South Korea's military said Monday it had fired warning shots at a North Korean ship that crossed the countries' de facto maritime border, prompting the North to fire a warning in return.
Pyongyang has conducted a blitz of weapons tests, including what it claimed were tactical nuclear drills, in recent weeks, with Seoul and Washington ramping up joint military exercises in response.
With talks long-stalled, North-South relations are at one of their testiest points in years, with Pyongyang's Kim Jong Un last month declaring his country an "irreversible" nuclear power, effectively ending negotiations over his banned weapons programs.
Never officially delineated by the 1953 armistice agreement that brought Korean War hostilities to a close, the maritime border remains a flashpoint and has been the location of several previous clashes between the two sides.
A North Korean merchant vessel crossed what is known as the Northern Limit Line at 3:42 am (1842 GMT) but retreated north after Seoul's navy fired warning shots, South Korea's Joint Chiefs of Staff said.
"The North's continuing provocations and reckless claims undermine peace and stability on the Korean peninsula and international community," JCS said in a statement, urging Pyongyang to "stop immediately".
According to AFP, Pyongyang's Korean People's Army said a South Korean military vessel had "invaded" the de facto border by 2.5 to 5 kilometers (1.5 to 3 miles) a few minutes later and that the KPA fired 10 warning rounds from the country's west coast.
KPA "coastal defense units on the western front... took an initial countermeasure to powerfully expel the enemy warship by firing 10 shells of multiple rocket launchers toward the territorial waters, where naval enemy movement was detected, at 5:15," a KPA General Staff spokesman said in a statement carried by state media.

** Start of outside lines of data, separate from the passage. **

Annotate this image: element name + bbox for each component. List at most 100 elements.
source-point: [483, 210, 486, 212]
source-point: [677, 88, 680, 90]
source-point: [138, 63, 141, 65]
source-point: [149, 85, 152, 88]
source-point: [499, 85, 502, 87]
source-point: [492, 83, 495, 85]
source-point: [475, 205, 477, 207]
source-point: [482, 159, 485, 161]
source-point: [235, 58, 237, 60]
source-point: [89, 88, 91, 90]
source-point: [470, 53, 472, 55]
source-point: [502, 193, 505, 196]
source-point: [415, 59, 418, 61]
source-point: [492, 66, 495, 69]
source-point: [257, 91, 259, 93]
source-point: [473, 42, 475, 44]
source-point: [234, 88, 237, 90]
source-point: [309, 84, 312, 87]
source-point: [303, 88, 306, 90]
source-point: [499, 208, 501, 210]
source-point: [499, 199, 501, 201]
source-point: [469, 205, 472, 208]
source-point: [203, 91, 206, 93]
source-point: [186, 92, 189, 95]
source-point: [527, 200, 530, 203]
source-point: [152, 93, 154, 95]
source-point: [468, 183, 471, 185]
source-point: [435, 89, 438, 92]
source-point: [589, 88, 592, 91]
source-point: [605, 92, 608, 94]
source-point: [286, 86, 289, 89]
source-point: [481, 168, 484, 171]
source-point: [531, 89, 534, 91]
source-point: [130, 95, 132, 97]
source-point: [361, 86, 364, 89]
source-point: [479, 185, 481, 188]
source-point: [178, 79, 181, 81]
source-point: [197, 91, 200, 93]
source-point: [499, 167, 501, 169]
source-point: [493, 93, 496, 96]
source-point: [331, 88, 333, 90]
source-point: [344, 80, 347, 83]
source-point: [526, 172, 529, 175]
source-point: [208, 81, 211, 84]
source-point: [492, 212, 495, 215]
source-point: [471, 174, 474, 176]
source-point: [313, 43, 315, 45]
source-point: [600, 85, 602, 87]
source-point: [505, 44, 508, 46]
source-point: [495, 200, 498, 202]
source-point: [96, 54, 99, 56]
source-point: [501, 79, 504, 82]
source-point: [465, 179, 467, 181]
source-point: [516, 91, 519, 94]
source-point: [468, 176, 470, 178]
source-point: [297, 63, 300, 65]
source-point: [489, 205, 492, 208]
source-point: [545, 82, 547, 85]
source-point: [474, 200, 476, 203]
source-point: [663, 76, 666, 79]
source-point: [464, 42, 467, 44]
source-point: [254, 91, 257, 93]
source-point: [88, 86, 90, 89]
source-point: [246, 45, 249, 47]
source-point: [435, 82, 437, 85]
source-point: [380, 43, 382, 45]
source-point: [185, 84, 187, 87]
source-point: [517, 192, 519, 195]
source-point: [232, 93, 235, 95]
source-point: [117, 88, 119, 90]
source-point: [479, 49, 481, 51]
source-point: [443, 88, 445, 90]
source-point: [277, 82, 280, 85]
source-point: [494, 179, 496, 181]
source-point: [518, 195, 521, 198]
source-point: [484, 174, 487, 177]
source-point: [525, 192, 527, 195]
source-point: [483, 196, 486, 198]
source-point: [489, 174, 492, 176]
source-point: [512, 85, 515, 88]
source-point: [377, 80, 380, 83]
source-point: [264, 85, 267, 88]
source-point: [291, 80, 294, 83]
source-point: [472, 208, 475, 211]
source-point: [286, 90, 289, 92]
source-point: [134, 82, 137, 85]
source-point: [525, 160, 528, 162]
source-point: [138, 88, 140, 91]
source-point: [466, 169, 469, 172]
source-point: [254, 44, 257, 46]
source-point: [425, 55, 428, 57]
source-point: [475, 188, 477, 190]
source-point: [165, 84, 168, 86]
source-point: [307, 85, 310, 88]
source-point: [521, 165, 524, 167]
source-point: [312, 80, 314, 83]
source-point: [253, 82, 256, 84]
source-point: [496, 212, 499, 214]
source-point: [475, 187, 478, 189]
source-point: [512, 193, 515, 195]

"The KPA General Staff once again sends a grave warning to the enemies who made (a) naval intrusion in the wake of such provocations as the recent artillery firing and loudspeaker broadcasting," he said.
North Korea has fired multiple artillery barrages this month into a maritime "buffer-zone" that was set up in 2018 as a way to reduce tensions between the two countries during a period of ill-fated diplomacy.